Change data capture (CDC) records will not have all values for the columns in a record. It is possible that for a record's primary key, say R1 we can have PCollection of CDC records for R1 with CDC Timestamp.
Ex. If Record R1 has columns C1, C2, C3, C4, CDCTimestamp
CDC records will be
R1,C1.1,--,C3.1,--,10:02
R1,C1.2,C2.2,--,C4.2,10:03
R1,--,C2.3,--,C4.3,10:04
R2,C2.1,--,C3.1,--,10:03
When Beam pipeline processes I need to get output as follows
PCollection containing
R1,C1.2,C2.3,C3.1,C4.3,10:04
R2,C2.1,--,C3.1,--,10:03
Any pointers would be appreciated! Thanks.

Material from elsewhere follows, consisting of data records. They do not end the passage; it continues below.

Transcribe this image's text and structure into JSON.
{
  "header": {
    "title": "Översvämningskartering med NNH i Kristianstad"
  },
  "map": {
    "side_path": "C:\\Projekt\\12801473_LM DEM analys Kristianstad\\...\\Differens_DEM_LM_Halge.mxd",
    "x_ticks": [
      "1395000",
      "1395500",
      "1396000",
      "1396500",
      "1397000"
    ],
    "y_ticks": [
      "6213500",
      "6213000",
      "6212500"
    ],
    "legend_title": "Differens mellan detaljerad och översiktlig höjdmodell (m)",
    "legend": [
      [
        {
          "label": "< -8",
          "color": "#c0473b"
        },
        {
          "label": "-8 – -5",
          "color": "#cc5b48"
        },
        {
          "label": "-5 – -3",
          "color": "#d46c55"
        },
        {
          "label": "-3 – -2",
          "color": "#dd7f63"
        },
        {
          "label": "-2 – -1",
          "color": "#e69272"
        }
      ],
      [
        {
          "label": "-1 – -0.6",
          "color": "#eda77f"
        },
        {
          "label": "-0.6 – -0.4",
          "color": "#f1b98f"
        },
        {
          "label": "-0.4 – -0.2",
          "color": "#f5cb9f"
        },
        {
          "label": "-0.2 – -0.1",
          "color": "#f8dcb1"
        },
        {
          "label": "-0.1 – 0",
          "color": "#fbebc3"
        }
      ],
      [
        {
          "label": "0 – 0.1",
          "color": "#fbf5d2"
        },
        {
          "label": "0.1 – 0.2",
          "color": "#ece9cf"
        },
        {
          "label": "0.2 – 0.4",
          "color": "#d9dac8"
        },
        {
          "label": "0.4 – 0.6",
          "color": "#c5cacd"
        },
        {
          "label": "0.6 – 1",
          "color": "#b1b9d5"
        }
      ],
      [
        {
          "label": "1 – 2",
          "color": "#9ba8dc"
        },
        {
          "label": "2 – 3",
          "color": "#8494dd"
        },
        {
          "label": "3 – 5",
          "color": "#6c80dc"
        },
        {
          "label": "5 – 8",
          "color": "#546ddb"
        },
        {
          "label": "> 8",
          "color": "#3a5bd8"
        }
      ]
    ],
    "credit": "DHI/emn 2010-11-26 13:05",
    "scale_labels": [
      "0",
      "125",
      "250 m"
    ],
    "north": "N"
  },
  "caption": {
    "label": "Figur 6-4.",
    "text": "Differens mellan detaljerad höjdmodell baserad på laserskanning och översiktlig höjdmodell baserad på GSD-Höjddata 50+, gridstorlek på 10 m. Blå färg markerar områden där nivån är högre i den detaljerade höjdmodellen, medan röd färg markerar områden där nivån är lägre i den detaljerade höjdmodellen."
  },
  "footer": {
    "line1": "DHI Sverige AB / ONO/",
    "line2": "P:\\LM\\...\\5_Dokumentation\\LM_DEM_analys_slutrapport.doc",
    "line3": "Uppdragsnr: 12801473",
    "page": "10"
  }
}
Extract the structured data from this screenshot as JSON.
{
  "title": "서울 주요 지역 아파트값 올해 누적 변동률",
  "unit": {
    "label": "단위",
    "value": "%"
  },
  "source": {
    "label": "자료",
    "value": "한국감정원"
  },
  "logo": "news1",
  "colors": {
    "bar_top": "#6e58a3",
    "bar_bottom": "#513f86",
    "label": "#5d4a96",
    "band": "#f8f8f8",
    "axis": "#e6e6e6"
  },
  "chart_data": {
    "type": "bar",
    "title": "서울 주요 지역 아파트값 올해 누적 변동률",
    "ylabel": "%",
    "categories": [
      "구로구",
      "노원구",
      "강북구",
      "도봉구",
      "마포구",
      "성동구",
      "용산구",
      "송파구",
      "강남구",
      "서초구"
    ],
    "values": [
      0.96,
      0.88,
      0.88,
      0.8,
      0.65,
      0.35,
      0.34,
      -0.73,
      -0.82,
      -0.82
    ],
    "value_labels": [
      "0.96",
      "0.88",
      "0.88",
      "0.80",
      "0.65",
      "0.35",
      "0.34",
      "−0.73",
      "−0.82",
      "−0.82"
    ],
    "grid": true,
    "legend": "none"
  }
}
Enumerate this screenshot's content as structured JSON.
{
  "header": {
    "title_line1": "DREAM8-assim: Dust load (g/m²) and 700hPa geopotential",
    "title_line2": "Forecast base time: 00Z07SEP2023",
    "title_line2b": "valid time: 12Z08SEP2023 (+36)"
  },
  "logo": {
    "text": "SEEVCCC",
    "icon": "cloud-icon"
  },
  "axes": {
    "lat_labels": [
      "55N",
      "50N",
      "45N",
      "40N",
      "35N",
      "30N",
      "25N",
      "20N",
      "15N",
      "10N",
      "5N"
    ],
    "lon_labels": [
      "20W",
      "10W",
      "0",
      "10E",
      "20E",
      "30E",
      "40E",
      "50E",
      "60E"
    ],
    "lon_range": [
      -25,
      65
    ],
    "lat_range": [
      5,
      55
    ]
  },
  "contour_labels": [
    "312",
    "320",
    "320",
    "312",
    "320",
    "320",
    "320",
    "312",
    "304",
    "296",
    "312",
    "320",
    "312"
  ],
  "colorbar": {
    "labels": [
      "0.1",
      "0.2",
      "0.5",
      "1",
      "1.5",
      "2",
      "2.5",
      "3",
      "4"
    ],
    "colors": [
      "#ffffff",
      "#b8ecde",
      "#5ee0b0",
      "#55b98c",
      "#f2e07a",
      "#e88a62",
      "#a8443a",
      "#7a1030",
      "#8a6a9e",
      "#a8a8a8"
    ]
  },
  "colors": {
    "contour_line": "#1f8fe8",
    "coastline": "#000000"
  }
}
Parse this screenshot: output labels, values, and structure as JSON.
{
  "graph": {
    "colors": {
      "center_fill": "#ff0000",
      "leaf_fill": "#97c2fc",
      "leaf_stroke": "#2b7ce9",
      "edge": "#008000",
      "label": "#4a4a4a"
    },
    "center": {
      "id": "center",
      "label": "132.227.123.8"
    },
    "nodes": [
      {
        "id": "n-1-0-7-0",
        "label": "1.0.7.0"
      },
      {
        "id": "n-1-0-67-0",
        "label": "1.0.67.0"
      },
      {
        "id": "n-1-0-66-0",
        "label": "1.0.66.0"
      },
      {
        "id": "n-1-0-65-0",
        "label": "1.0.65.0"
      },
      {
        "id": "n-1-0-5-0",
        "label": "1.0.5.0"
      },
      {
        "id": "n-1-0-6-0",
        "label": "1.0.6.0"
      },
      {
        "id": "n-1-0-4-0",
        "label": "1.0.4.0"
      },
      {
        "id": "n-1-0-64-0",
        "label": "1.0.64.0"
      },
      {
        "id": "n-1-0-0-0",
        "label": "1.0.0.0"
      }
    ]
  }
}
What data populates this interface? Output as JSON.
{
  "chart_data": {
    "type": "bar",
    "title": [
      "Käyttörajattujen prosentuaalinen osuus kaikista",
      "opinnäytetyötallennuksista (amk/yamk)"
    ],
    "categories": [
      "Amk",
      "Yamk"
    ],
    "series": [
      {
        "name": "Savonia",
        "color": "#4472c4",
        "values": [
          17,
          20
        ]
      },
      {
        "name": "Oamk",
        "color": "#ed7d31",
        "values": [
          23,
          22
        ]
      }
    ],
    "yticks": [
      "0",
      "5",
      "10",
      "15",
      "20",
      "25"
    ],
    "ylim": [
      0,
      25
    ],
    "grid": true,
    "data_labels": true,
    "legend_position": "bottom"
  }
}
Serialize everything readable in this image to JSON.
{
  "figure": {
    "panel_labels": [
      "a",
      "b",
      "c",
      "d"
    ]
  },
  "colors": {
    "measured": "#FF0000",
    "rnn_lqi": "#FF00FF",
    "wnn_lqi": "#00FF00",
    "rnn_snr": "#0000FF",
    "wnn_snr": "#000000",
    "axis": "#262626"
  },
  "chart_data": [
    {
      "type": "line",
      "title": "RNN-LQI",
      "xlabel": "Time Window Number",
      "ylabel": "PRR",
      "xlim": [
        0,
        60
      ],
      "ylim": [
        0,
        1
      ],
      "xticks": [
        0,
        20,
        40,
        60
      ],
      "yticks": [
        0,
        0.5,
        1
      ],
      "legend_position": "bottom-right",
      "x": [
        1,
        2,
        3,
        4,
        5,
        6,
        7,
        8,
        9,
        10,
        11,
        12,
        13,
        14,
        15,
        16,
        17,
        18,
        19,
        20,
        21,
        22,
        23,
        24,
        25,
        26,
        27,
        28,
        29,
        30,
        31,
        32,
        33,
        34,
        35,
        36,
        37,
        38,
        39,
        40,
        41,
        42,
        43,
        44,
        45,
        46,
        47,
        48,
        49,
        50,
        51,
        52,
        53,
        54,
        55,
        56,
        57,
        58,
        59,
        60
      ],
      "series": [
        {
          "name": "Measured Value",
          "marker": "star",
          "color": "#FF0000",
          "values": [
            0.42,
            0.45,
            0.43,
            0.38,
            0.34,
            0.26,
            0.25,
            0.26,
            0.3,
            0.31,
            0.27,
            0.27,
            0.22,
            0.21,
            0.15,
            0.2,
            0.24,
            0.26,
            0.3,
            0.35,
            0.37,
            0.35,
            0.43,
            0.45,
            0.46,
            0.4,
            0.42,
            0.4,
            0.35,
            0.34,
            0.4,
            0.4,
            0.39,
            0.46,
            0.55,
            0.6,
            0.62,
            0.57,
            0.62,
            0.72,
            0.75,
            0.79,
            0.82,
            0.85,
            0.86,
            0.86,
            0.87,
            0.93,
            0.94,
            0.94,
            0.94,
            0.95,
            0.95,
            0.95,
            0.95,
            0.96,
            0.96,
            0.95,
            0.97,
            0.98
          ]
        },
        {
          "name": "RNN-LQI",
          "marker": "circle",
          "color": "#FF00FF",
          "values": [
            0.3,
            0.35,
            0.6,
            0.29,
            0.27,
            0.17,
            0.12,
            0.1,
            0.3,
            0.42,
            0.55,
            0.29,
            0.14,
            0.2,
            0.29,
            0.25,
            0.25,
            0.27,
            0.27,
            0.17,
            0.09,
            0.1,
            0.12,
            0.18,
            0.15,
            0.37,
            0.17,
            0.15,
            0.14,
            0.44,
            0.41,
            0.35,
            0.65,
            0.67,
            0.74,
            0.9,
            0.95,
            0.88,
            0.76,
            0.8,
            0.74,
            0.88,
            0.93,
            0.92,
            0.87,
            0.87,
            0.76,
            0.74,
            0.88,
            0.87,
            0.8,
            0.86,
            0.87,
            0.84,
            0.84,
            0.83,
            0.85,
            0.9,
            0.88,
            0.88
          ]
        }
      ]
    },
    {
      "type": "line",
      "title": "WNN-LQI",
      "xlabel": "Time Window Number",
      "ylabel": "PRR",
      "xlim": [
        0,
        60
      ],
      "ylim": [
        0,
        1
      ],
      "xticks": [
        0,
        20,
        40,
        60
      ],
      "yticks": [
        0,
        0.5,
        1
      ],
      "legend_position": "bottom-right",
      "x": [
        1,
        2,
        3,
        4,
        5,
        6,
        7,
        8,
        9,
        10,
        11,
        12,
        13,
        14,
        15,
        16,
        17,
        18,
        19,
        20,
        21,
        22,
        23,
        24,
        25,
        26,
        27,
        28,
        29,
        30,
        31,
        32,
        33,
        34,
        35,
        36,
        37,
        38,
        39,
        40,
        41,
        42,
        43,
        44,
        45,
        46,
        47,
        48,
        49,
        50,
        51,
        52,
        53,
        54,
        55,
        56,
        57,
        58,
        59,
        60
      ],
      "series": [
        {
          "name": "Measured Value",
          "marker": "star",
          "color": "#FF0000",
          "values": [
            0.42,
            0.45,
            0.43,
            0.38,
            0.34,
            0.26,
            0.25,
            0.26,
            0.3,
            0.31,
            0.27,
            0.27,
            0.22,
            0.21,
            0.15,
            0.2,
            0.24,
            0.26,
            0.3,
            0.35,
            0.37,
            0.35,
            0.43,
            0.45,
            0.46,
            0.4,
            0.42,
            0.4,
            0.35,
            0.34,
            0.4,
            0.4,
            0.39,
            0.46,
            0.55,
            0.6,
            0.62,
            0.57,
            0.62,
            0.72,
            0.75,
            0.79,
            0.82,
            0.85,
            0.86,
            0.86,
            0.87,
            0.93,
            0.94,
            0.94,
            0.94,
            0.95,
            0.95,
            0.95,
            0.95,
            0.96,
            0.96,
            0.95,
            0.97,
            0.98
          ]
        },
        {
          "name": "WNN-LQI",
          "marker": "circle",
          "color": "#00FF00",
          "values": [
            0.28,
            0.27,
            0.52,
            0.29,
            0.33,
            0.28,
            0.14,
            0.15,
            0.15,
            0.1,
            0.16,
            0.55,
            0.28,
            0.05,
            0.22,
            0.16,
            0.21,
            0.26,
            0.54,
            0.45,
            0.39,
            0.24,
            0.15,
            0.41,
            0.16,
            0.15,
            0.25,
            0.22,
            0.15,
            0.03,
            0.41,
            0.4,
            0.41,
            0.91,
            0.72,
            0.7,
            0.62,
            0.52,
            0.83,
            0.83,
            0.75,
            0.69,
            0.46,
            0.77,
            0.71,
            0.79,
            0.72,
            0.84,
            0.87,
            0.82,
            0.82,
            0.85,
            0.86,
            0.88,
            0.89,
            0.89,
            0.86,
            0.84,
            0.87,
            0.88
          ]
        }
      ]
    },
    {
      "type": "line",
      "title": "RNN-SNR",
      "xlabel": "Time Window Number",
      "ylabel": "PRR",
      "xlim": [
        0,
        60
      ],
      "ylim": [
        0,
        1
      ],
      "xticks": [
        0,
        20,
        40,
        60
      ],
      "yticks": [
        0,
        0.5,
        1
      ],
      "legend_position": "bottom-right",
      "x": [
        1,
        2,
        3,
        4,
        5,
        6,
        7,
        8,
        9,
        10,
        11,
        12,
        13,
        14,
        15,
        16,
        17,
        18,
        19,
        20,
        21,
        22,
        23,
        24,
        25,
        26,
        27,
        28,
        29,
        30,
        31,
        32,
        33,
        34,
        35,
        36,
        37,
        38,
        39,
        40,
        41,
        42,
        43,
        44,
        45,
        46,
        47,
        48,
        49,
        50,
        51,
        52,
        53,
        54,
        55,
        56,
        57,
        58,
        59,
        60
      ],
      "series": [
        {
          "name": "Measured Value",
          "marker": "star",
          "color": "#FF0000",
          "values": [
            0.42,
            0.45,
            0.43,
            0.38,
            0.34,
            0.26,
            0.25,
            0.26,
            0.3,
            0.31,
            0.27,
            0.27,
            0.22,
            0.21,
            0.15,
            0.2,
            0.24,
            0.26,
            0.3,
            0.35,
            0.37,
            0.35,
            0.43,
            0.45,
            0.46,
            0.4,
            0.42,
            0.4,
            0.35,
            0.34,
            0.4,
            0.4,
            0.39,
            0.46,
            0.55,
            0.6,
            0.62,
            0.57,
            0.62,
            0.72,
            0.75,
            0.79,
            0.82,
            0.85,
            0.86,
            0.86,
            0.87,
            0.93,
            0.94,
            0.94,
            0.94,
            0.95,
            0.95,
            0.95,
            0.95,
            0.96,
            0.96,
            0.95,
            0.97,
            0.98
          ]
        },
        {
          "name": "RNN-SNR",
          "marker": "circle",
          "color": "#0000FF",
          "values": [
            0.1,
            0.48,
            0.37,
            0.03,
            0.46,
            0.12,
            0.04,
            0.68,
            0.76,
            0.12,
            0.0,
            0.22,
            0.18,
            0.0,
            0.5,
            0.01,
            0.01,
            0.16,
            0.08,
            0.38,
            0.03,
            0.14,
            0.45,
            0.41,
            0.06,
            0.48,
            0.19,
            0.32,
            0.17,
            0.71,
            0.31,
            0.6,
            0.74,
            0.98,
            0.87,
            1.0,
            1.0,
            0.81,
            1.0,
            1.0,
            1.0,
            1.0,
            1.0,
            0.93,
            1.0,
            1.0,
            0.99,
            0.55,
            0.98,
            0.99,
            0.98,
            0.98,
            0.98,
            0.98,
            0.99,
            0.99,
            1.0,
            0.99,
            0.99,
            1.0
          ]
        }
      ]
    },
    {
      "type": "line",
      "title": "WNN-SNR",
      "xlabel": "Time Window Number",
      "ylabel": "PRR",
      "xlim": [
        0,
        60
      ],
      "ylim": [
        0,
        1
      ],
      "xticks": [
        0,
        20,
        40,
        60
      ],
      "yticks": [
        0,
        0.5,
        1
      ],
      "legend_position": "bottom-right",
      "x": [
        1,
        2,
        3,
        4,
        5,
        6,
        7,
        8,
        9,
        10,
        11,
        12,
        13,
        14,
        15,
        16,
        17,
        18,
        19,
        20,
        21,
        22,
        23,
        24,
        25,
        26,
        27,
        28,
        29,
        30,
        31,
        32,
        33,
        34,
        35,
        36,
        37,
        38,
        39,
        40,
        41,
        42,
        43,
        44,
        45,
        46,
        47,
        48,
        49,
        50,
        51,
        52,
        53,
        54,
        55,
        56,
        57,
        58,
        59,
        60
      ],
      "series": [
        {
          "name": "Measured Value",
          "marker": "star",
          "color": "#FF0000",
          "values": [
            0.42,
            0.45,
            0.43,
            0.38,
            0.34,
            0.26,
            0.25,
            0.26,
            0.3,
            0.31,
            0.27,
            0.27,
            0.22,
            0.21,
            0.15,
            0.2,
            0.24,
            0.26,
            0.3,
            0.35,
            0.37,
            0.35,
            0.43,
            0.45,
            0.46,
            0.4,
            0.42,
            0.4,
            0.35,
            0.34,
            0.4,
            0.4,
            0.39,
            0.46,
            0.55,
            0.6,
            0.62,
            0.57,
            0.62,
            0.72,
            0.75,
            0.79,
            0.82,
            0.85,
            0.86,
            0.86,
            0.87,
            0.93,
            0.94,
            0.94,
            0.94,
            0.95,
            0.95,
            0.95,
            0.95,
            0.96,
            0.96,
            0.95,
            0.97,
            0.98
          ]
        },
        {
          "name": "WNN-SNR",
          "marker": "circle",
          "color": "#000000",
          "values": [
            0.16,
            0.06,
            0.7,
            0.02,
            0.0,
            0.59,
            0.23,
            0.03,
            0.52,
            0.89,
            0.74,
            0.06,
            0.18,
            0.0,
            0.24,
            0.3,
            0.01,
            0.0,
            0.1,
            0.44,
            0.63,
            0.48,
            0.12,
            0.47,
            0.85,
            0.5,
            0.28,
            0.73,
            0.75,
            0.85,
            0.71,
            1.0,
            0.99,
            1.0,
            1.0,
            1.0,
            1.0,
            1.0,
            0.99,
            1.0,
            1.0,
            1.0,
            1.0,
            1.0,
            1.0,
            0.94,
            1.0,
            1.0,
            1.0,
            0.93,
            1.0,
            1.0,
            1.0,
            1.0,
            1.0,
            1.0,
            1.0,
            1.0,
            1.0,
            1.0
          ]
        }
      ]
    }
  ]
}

Not sure if I understand your question correctly.
What about
1) first transform it into KV pairs:
R1: C1.1,--,C3.1,--,10:02
R1: C1.2,C2.2,--,C4.2,10:03
R1: --,C2.3,--,C4.3,10:04
R2: C2.1,--,C3.1,--,10:03
2) Then do a GroupBykey:
R1-> C1.1,--,C3.1,--,10:02
C1.2,C2.2,--,C4.2,10:03
--,C2.3,--,C4.3,10:04
R2-> C2.1,--,C3.1,--,10:03
3) Then for each key, process the multiple elements and convert them into one.